Dos & Don’ts

From the day when I stepped on the American soil, a series of comparison have been in my head. What do Chinese do, what do Americans do, what Chinese would do is not accepted in America and vice versa. I always hope someday these impressions about America from a Chinese perspective will be published in a palm-size book for leisure readers. Anyway, here a glimpse of part of the comparisons:

Chinese: For women, in particular, they’d carry umbrellas, rain or shine.

Americans: Nah, in rainy days, the hood on our jackets will do. Nobody will walk with an open umbrella under the scorching sun.

My experience: I can’t buy an umbrella in a small supermarket. Or I should say not every supermarket in America sells umbrellas.


Chinese: Women don’t leave their handbags on the floor. For safety reason, they put them either on the nearby chair or behind their backs. Plus, the floor is not as clean as it looks!

Americans: As soon as a woman sits down, her handbag, open or closed, will be next to her feet.

My experience: It takes me a while to get used to leaving my bag on the floor. I sometimes wash my bag though. Luckily, there’re more carpeted floors in America than in China, which can blindfold the hygiene freaks like me.


Chinese: Don’t let the babies play on the floor in public.
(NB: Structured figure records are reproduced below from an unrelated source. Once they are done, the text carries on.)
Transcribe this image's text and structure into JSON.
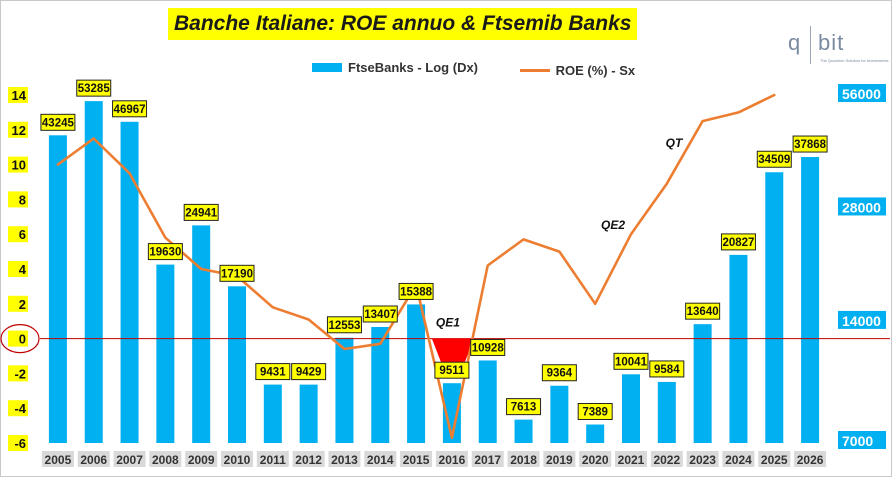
{
  "title": "Banche Italiane: ROE annuo & Ftsemib Banks",
  "logo": {
    "q": "q",
    "bit": "bit",
    "tagline": "The Quantum Solution for Investments"
  },
  "legend": {
    "bar_label": "FtseBanks - Log (Dx)",
    "line_label": "ROE (%) - Sx"
  },
  "colors": {
    "bar": "#00b0f0",
    "line": "#ed7d31",
    "label_bg": "#ffff00",
    "zero_line": "#c00000",
    "qe_marker": "#ff0000",
    "right_tick_bg": "#00b0f0"
  },
  "chart_data": {
    "type": "bar+line",
    "categories": [
      "2005",
      "2006",
      "2007",
      "2008",
      "2009",
      "2010",
      "2011",
      "2012",
      "2013",
      "2014",
      "2015",
      "2016",
      "2017",
      "2018",
      "2019",
      "2020",
      "2021",
      "2022",
      "2023",
      "2024",
      "2025",
      "2026"
    ],
    "series": [
      {
        "name": "FtseBanks - Log (Dx)",
        "type": "bar",
        "axis": "right",
        "scale": "log",
        "values": [
          43245,
          53285,
          46967,
          19630,
          24941,
          17190,
          9431,
          9429,
          12553,
          13407,
          15388,
          9511,
          10928,
          7613,
          9364,
          7389,
          10041,
          9584,
          13640,
          20827,
          34509,
          37868
        ]
      },
      {
        "name": "ROE (%) - Sx",
        "type": "line",
        "axis": "left",
        "values": [
          10.0,
          11.5,
          9.5,
          5.8,
          4.0,
          3.6,
          1.8,
          1.1,
          -0.6,
          -0.3,
          3.1,
          -5.7,
          4.2,
          5.7,
          5.0,
          2.0,
          6.0,
          8.9,
          12.5,
          13.0,
          14.0,
          null
        ]
      }
    ],
    "left_axis": {
      "ylim": [
        -6,
        14
      ],
      "ticks": [
        "14",
        "12",
        "10",
        "8",
        "6",
        "4",
        "2",
        "0",
        "-2",
        "-4",
        "-6"
      ]
    },
    "right_axis": {
      "scale": "log",
      "ticks": [
        "56000",
        "28000",
        "14000",
        "7000"
      ]
    },
    "annotations": [
      "QE1",
      "QE2",
      "QT"
    ],
    "grid": false,
    "legend_position": "top"
  }
}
The floor is dirty. And the babies are likely to stick their fingers full with germs in their mouth. So unhealthy!

Americans: Let the kids have fun, make a mess!

My experience: I think this is how free American babies can enjoy their childhood. But I can’t help thinking how nervous the Chinese mothers would feel if they see children rolling around on the floor in a restaurant or playing hide-and-seek under the dining tables.
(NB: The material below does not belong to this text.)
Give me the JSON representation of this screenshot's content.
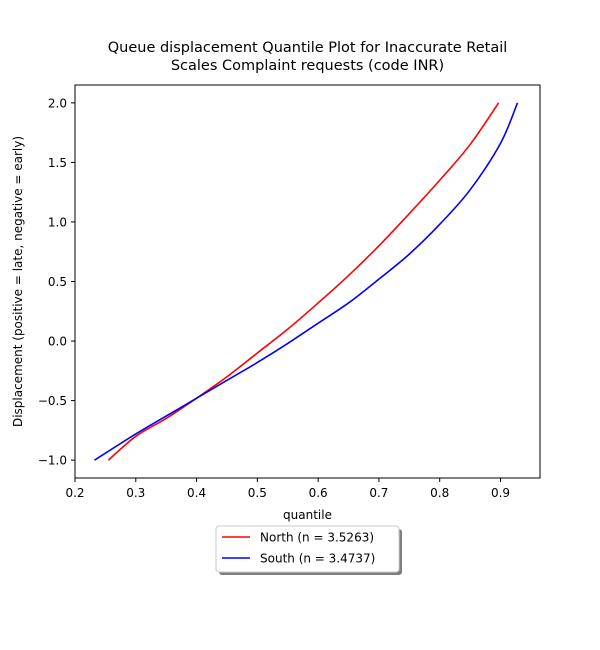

Chinese: Parents often warn the kids not to talk to strangers. They’re likely to be crooks!

Americans: “How’re you doing?” is said as frequently as “Thank you” to strangers.

My experience: If a stranger doesn’t judge me as a Chinese who may not speak English, he’ll say to me “Hi” or “How’re you doing today?” I’ll also smile to a passerby.


Chinese: Don’t put your legs on the table or step on the chair with your shoes. It’s impolite and it shows one’s lax discipline by her parents.

Americans: Readers can stretch their feet on the coffee table at the Barnes & Noble. Sports fans can dangle their feet over the seats at the front row. If one wants to tie her shoe, she rests her foot on the couch instead of getting down on her knee.

My experience: I can’t follow suit what Americans do.